De la misma  manera, el Gobierno, encabezado por el señor Presidente de la  República como Jefe de Estado, debe efectuar el respectivo  seguimiento a las exigencias que se imponen para la concesión  de la extradición y determinar las consecuencias que se  derivarían de su eventual incumplimiento, al tenor de lo  señalado en el ordinal 2° del artículo 189 de la  Constitución Política.  

Finalmente, el  tiempo que el reclamado estuvo detenido por cuenta del trámite  de extradición deberá serle reconocido como parte  cumplida de la posible sanción que se le imponga.  

4.2 En  mérito de lo expuesto, la  Sala de Casación Penal de la Corte Suprema de Justicia, emite  CONCEPTO  FAVORABLE  a la extradición de  JORGE  ARMANDO CORTÉS FLOR,  para que comparezca a las diligencias  previas 442/2011  procedimiento, seguidas en su contra por un presunto delito de  tráfico de drogas que causan grave daño a la salud.  

Por la Secretaría  de la Sala se comunicará esta determinación al  requerido, a su defensa, a la Procuraduría Tercera Delegada  para la Casación Penal y a la Fiscalía General de la  Nación, para lo de su cargo, en relación con el  detenido previamente con fines de extradición.  

Remítase el  expediente al Ministerio de Justicia y del Derecho para lo de su  competencia.  

NOTIFÍQUESE  Y CÚMPLASE.  

PATRICIA  SALAZAR CUÉLLAR  

JOSÉ  FRANCISCO ACUÑA VIZCAYA  

GERSON  CHAVERRA CASTRO  

EUGENIO  FERÁNDEZ CARLIER  

LUIS  ANTONIO HERÁNDEZ BARBOSA  

JAIME HUMBERTO  MORENO ACERO  

FABIO  OSPITIA GARZÓN  

EYDER PATIÑO  CABRERA  

HUGO  QUINTERO BERNATE  

NUBIA YOLANDA  NOVA GARCÍA  

Secretaria  

1          Folios 18 a 22 del Cuaderno de la Corte.  

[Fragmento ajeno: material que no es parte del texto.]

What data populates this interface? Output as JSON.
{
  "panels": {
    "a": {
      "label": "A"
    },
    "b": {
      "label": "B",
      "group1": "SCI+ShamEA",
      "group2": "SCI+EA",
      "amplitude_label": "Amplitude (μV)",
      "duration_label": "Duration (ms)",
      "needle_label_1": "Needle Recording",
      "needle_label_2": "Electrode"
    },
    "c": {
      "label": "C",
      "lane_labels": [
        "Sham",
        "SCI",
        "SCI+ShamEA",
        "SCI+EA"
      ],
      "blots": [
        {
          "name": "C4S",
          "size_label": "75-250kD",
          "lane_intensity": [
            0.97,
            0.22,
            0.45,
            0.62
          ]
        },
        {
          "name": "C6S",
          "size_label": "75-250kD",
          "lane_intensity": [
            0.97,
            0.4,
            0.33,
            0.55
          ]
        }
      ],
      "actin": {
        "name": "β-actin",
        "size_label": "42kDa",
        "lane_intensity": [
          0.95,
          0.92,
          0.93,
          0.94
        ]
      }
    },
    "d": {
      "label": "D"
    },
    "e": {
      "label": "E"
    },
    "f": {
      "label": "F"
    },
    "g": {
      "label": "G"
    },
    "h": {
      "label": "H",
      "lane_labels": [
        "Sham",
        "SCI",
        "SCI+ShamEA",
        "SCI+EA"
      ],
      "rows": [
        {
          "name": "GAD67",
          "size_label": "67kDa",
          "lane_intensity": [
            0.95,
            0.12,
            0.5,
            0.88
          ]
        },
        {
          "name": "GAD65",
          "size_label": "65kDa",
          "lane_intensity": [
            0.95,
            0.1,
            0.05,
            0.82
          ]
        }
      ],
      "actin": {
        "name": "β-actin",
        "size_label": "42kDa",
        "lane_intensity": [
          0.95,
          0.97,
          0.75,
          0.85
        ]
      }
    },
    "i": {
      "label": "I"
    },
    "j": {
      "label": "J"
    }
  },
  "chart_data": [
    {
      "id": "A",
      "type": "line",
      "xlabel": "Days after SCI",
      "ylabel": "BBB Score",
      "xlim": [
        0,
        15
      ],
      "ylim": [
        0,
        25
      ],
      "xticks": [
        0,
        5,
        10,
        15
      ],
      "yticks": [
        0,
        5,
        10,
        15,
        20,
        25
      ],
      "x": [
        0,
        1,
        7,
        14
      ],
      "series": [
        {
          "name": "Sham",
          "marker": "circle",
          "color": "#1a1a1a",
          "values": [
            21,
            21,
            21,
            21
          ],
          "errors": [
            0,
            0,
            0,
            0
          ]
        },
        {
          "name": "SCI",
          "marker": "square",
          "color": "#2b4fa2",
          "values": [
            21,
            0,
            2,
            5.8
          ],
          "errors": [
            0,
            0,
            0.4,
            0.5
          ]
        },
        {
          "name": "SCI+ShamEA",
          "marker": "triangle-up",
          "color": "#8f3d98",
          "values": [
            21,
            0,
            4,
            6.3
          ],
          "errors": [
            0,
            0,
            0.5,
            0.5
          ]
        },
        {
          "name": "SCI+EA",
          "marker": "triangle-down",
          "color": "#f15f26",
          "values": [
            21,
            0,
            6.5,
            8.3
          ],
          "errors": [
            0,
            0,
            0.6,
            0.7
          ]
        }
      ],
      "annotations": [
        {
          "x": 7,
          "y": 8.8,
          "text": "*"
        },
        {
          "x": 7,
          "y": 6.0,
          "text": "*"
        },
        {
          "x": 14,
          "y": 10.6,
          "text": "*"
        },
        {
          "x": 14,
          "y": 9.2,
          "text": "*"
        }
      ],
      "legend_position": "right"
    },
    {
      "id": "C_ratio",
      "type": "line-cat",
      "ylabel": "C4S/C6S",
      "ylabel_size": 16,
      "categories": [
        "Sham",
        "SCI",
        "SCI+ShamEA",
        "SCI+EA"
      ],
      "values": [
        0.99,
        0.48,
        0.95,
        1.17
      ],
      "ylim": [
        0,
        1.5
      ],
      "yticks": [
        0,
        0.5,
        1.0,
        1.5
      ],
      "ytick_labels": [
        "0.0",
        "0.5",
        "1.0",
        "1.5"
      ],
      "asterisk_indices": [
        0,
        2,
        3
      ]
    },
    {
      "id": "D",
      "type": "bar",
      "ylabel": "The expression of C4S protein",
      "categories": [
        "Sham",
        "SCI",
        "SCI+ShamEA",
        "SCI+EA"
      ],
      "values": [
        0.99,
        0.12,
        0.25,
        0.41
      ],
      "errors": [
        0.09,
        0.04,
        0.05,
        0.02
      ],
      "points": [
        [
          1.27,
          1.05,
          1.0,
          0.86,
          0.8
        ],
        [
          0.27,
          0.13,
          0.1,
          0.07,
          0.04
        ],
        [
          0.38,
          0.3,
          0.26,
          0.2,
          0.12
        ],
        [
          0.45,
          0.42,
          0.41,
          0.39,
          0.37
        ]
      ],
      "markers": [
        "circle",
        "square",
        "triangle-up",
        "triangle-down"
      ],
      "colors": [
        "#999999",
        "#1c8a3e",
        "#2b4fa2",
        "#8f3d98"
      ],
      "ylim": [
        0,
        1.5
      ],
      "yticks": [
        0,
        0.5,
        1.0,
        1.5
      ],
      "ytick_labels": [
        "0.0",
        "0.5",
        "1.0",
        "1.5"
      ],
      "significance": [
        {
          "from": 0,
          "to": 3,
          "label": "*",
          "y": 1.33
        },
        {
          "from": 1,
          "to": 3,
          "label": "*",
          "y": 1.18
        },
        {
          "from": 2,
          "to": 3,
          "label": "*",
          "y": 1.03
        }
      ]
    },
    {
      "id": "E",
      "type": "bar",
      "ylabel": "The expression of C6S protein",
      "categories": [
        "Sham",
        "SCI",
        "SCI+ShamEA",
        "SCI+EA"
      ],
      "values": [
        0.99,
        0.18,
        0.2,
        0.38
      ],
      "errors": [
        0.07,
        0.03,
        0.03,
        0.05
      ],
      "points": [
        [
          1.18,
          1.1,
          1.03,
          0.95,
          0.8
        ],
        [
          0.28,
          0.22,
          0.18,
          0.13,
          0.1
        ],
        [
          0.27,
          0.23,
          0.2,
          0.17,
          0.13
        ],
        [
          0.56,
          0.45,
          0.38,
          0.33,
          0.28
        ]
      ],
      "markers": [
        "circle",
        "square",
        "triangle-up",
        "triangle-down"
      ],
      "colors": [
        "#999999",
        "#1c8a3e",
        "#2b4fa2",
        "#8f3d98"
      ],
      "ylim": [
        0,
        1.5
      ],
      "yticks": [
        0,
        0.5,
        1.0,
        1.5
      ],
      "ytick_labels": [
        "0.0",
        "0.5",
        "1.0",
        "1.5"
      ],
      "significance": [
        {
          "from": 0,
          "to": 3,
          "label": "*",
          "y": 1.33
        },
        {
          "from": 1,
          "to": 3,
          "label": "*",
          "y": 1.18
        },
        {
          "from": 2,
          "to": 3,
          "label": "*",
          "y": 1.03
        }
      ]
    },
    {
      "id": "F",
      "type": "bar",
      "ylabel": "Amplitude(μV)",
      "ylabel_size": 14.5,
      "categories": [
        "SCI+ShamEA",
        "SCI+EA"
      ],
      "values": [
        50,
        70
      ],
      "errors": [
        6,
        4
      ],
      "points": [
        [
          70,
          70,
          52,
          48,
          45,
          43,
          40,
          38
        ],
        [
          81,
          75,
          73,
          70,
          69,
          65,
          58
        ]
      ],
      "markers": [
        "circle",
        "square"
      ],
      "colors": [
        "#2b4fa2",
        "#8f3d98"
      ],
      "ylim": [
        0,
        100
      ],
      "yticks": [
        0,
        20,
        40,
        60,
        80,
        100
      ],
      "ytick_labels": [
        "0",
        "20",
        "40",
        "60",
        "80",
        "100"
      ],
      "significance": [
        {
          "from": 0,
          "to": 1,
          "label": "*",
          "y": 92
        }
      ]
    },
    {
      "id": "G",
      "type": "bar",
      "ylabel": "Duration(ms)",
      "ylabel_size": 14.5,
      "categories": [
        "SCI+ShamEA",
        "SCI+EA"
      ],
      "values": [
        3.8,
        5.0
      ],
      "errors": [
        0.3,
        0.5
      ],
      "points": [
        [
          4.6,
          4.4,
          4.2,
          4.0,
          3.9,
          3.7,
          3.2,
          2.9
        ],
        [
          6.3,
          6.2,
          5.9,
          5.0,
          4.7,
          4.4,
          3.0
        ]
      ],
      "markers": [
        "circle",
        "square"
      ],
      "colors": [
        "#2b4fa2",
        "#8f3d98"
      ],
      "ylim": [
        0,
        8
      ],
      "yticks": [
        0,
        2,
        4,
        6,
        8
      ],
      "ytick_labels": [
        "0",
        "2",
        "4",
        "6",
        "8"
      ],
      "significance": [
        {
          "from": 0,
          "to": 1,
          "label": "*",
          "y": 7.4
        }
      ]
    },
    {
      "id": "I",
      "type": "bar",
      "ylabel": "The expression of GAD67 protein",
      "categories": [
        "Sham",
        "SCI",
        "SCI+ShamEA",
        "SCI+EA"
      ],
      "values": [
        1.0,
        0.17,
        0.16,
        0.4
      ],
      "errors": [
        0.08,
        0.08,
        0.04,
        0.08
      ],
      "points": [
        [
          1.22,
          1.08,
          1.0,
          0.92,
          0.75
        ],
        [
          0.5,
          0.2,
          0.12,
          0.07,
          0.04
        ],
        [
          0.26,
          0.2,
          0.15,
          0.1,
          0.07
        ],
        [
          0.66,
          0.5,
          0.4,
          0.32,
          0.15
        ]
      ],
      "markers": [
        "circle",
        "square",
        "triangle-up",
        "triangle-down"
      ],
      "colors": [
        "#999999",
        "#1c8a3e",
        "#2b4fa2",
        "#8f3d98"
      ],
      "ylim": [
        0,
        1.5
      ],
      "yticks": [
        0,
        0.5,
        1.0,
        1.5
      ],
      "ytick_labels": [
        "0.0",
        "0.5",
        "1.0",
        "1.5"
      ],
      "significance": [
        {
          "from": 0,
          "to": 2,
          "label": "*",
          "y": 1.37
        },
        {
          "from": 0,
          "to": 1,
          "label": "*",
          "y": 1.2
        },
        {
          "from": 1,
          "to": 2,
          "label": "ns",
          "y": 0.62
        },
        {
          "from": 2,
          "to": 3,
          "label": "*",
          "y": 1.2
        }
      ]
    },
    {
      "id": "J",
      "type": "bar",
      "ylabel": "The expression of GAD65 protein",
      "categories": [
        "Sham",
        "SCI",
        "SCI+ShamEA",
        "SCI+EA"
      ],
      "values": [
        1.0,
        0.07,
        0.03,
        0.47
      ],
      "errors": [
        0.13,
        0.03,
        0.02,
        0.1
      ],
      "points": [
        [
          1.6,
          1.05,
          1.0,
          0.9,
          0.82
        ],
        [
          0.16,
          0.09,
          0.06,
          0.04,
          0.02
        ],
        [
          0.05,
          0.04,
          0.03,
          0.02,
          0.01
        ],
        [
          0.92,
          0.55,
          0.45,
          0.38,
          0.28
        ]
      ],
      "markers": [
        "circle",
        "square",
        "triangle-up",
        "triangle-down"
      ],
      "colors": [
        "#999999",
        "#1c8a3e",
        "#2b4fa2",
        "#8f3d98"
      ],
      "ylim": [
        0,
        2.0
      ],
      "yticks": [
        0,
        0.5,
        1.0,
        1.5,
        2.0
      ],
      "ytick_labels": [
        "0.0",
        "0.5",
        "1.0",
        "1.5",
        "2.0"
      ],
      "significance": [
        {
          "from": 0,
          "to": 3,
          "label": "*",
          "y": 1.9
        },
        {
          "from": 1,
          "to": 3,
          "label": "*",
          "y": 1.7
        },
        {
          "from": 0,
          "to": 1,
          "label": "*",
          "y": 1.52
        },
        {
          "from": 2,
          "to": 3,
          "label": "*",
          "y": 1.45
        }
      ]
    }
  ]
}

2          Modificado por el artículo 1° del Acto Legislativo No. 01          de 1997.  

3          Pues fue requerido por la supuesta comisión del delito de          tráfico de          drogas grave daño a la salud          (fl. 178 de la carpeta original).  

4          Folios 48 y sgts. Carpeta original.  

5          Fls. 12 a 14 de la carpeta anexa.